As one official puts it: “Romney won on leadership. He won on the economy. He won on experience. What did he lose on? He lost on care and intent.”

This sounds like a variation on a widely-voiced post-mortem on 2012: Romney may have been seen as the better economic technocrat, but he lost because Democrats succeeded in caricaturing him — with some help from the Mittster himself — as a heartless plutocrat who doesn’t care about struggling Americans. Thus, the Koch inner circle were preoccupied with the “empathy gap,” and now hope to do a better job explaining the “virtues of economic freedom and individual liberty to people who are struggling,” as another operative puts it in the Politico piece.

Of course, this analysis neglects to reckon with the fact that polls actually showed that majorities of Americans came to believe that Romney’s policies were skewed towards the wealthy, rather than the middle class.

Sure, Romney’s “47 percent” remarks and his tendency to deride Democratic policies for buying off voters with “free stuff” probably made it easier to paint him as the plutocrat’s dream candidate. But remove Romney’s sneering tone from the equation, and how different is the economic vision underlying such comments from the economic vision espoused by the Koch brothers? Both are essentially animated by the notion that one of the primary problems struggling Americans face is that there’s too much government-engineered downward redistribution of wealth. Indeed, this is what Charles Koch essentially says outright: that government anti-poverty and regulatory policies are “shackles preventing all Americans, especially the disadvantaged, from pursuing their dreams.”

Eventually, the Koch network will throw its clout behind a GOP nominee who supports a tax plan that lavishes its largest windfalls on the rich; would repeal Obamacare’s coverage expansion for many millions and replace it with something that would almost certainly cover far fewer people; resoundingly rejects a minimum wage hike to keep pace with inflation; and pledges fealty to the Paul Ryan vision, which would block-grant safety net programs to the states, potentially “increasing poverty and financial hardship,” as the Center on Budget and Policy Priorities puts it. Broadly speaking, the GOP candidates are already committed to a vision built around the idea that rolling back Obama’s redistributive policies, and unshackling runaway growth, is the way to jog loose stagnating wages and stagnant opportunity. As conservative writer Ramesh Ponnuru recently put it: “Republicans do not seem to be even trying to erode the Democratic advantage on middle-class economics.”
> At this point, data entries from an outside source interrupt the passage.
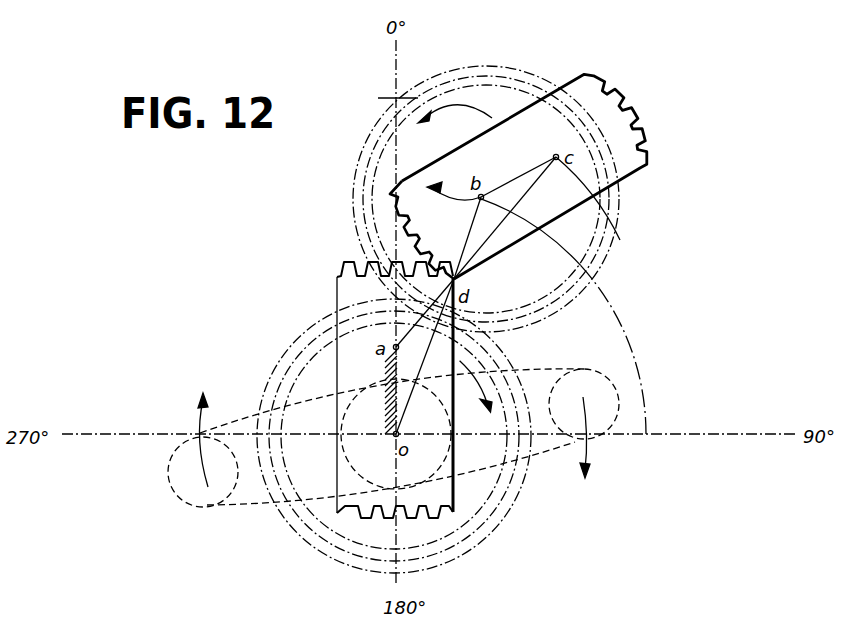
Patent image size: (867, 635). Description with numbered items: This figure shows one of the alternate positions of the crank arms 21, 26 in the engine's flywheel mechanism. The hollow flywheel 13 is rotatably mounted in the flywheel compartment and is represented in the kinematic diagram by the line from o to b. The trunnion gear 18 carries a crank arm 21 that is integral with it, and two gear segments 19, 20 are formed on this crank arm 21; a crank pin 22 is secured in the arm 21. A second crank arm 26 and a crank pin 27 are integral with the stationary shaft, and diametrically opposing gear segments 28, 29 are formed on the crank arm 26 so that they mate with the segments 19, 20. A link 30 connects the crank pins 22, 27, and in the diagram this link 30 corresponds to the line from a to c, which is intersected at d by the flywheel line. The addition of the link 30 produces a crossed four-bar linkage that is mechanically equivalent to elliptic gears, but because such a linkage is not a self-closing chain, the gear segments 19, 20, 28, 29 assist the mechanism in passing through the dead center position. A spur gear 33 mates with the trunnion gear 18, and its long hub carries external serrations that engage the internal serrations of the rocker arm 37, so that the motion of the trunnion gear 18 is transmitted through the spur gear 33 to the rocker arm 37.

The hollow flywheel 13 is at (470, 227).
The trunnion gear 18 is at (375, 200).
The gear segment 19 is at (640, 120).
The gear segment 20 is at (390, 193).
The crank arm 21 is at (501, 186).
The crank pin 22 is at (556, 152).
The crank arm 26 is at (452, 392).
The crank pin 27 is at (392, 347).
The gear segment 28 is at (352, 262).
The gear segment 29 is at (347, 508).
The link 30 is at (487, 240).
The spur gear 33 is at (303, 348).
The rocker arm 37 is at (240, 422).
And that’s fine! Let’s put this contrast before the voters — again. Obviously one doesn’t want to dismiss out of hand the possibility that there may be a backlash among swing voters to Obama’s government activism or that a candidate like Marco Rubio may effectively employ his humble background to sell conservative policies in a way Mitt Romney couldn’t. But right now, it seems doubtful that slathering the same old economic vision with fat from free turkeys will make it any easier to swallow.